Thursday, March 18, 2010

Battery Farm theatre review

Published in the Guardian

Battery Farm

Oran Mor, Glasgow
3 out of 5

It is the democrat's dilemma: what if, having given someone a voice, you don't like what they have to say? That is the situation faced by Kate in Gregory Burke's apocalyptic comedy, a lunchtime collaboration between the Traverse theatre and the Play, a Pie and a Pint series. Kate is an undercover activist who has infiltrated a futuristic "contentment facility" in which old people are stored in life-support units before being fattened for human consumption. While freeing the occupant of row NN, pod 777, Kate is alarmed to discover he was responsible for the death of the environment.

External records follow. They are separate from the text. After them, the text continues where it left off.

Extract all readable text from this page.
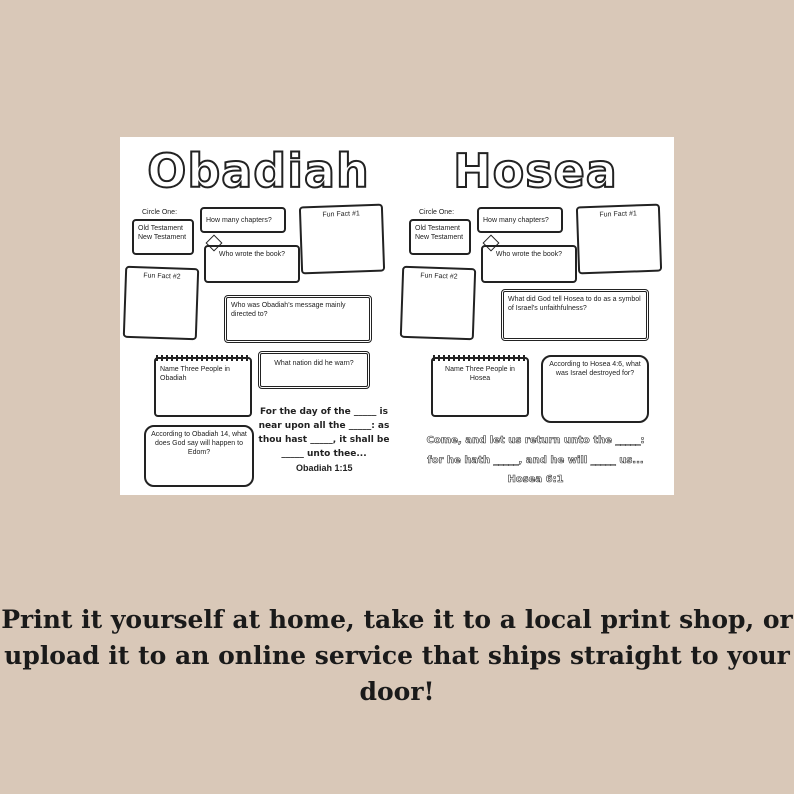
Obadiah
Circle One:
Old Testament
New Testament
How many chapters?_______
Fun Fact #1
Who wrote the book?
Fun Fact #2
Who was Obadiah's message mainly directed to?
Name Three People in Obadiah
What nation did he warn?
According to Obadiah 14, what does God say will happen to Edom?
For the day of the _____ is near upon all the _____: as thou hast _____, it shall be _____ unto thee...
Obadiah 1:15
Hosea
Circle One:
Old Testament
New Testament
How many chapters?______
Fun Fact #1
Who wrote the book?
Fun Fact #2
What did God tell Hosea to do as a symbol of Israel's unfaithfulness?
Name Three People in Hosea
According to Hosea 4:6, what was Israel destroyed for?
Come, and let us return unto the _____:
for he hath _____, and he will _____ us...
Hosea 6:1
Print it yourself at home, take it to a local print shop, or upload it to an online service that ships straight to your door!
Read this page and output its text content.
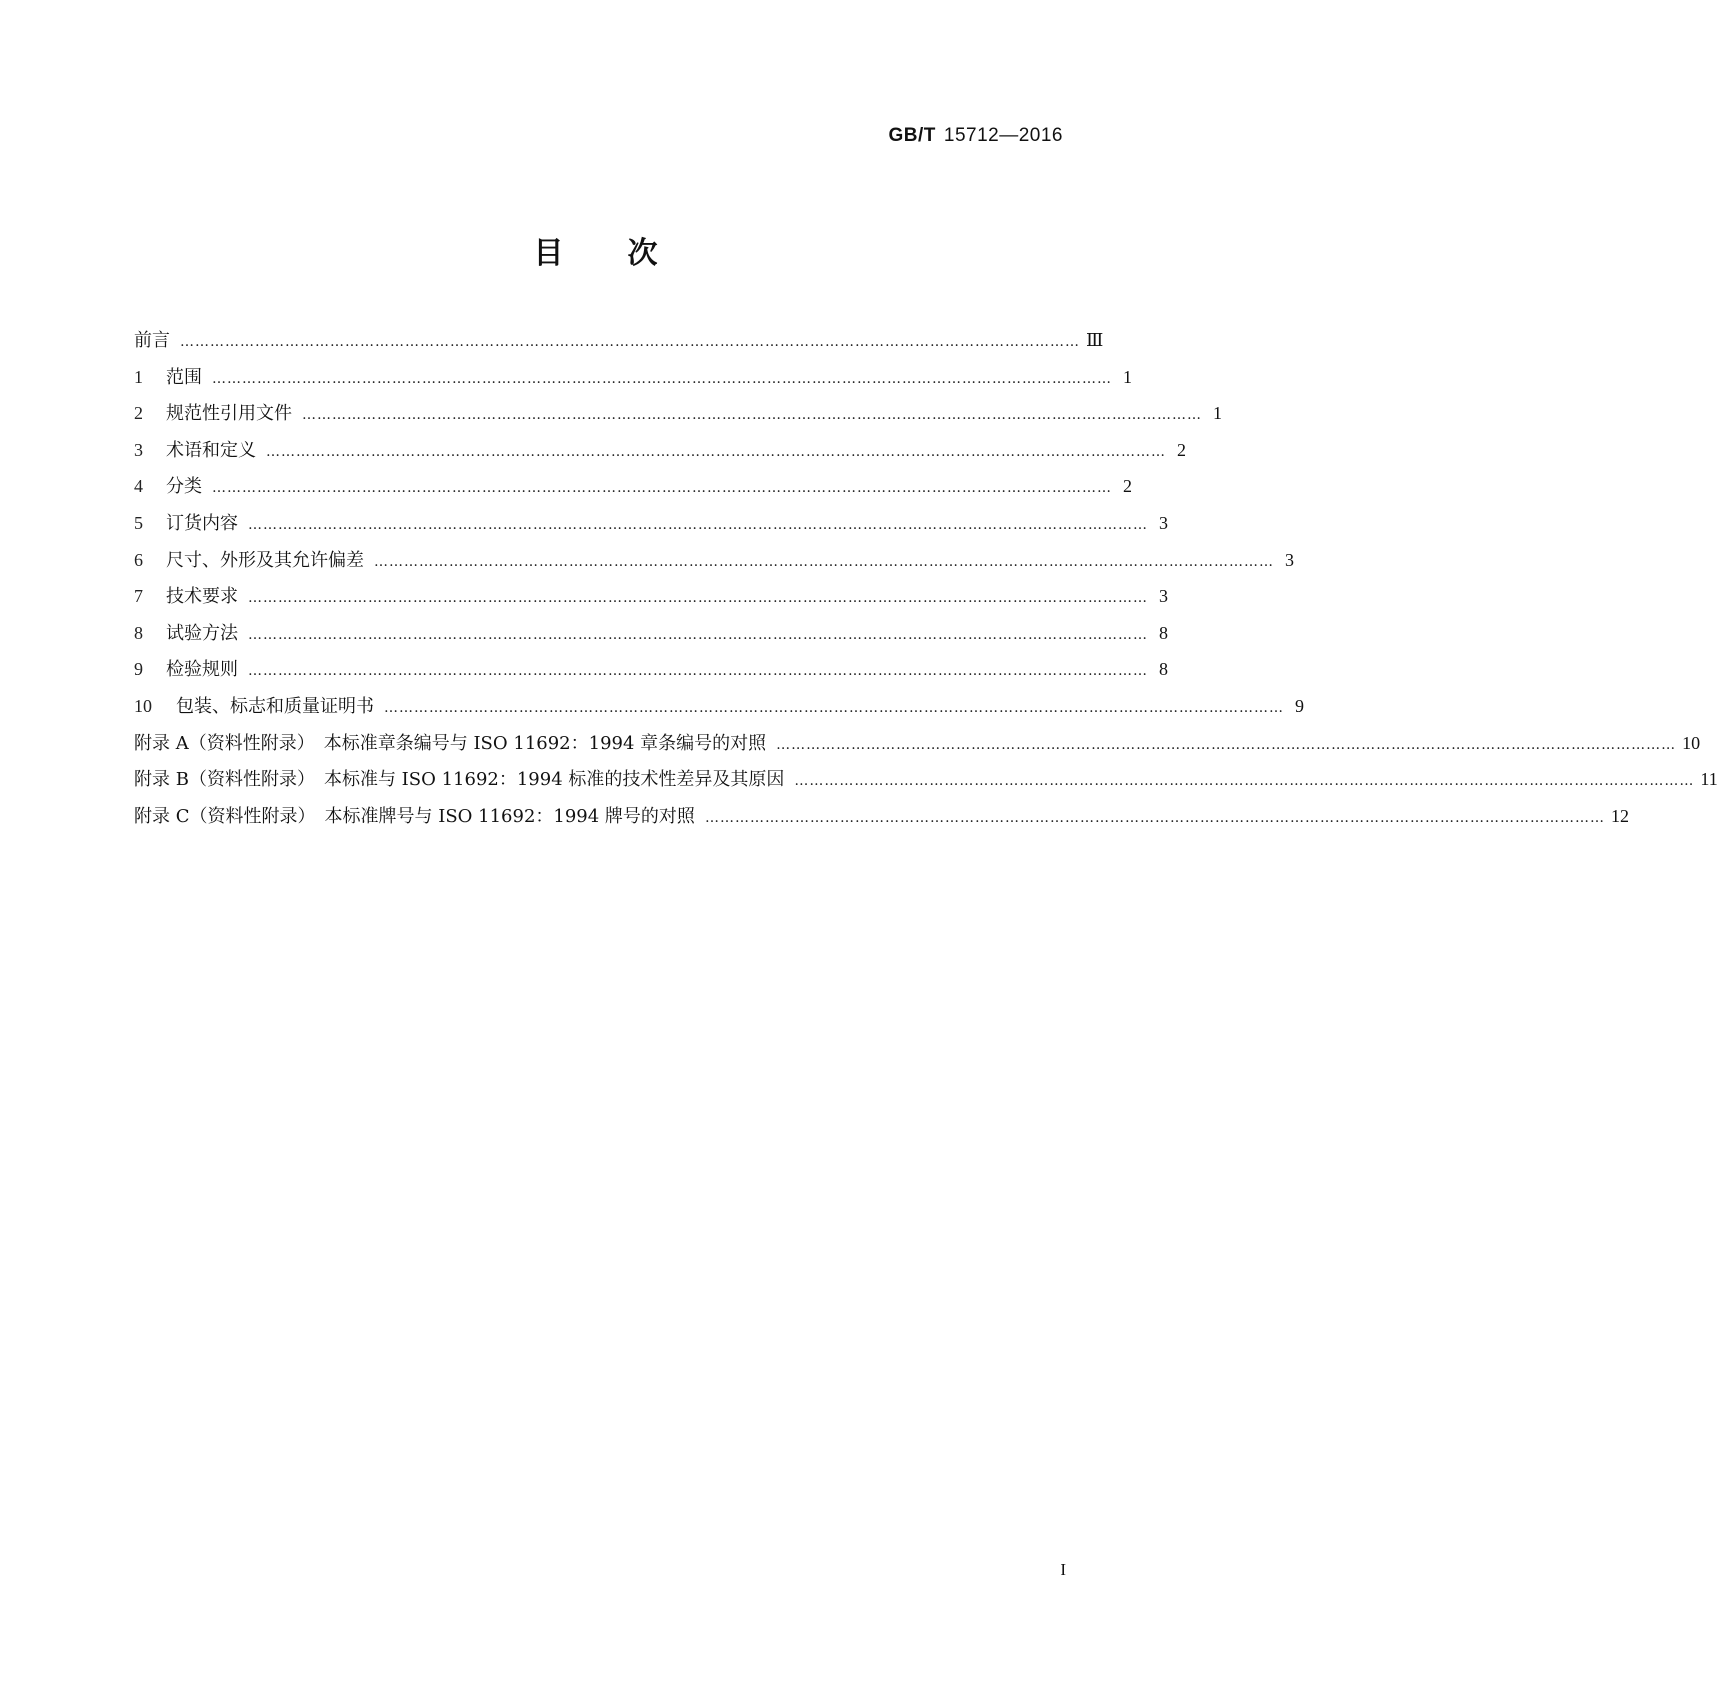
GB/T 15712—2016
目 次
前言 ……………………………………………………………………………………………………………………………………………………………… Ⅲ
1	范围 ……………………………………………………………………………………………………………………………………………………………… 1
2	规范性引用文件 ……………………………………………………………………………………………………………………………………………………………… 1
3	术语和定义 ……………………………………………………………………………………………………………………………………………………………… 2
4	分类 ……………………………………………………………………………………………………………………………………………………………… 2
5	订货内容 ……………………………………………………………………………………………………………………………………………………………… 3
6	尺寸、外形及其允许偏差 ……………………………………………………………………………………………………………………………………………………………… 3
7	技术要求 ……………………………………………………………………………………………………………………………………………………………… 3
8	试验方法 ……………………………………………………………………………………………………………………………………………………………… 8
9	检验规则 ……………………………………………………………………………………………………………………………………………………………… 8
10	包装、标志和质量证明书 ……………………………………………………………………………………………………………………………………………………………… 9
附录 A（资料性附录）　本标准章条编号与 ISO 11692：1994 章条编号的对照 ……………………………………………………………………………………………………………………………………………………………… 10
附录 B（资料性附录）　本标准与 ISO 11692：1994 标准的技术性差异及其原因 ……………………………………………………………………………………………………………………………………………………………… 11
附录 C（资料性附录）　本标准牌号与 ISO 11692：1994 牌号的对照 ……………………………………………………………………………………………………………………………………………………………… 12
I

The role is underwritten by Burke and overplayed by Denise Hoey, so the idea does not go very far. But it is typical of the author of Black Watch and Gagarin Way that, even in a piece of whimsical sci-fi silliness, he will throw in such a big ethical problem.

Using the symbol of the serpent eating its own tail, Burke presents a vision of a self-destructive human race that will make any number of moral compromises for the sake of personal gain. The idea of a society that recycles its own flesh in high-end restaurants is darkly funny – especially in David MacLennan's production, where the audience is cast as the pod-bound pensioners – but it is also a satirical comment on a species even now burning up its own future.

The lab operative James is played by novelist Alan Bissett, who has a natural ear for Burke's comic rhythms even if he sometimes lacks physical authority. No such problem for Andy Gray as row NN, pod 777, who enhances Burke's verbal wit with his trademark double-takes and gives us the best orgasm scene since When Harry Met Sally.

Until Saturday. Box office: 0844 477 1000. Then touring.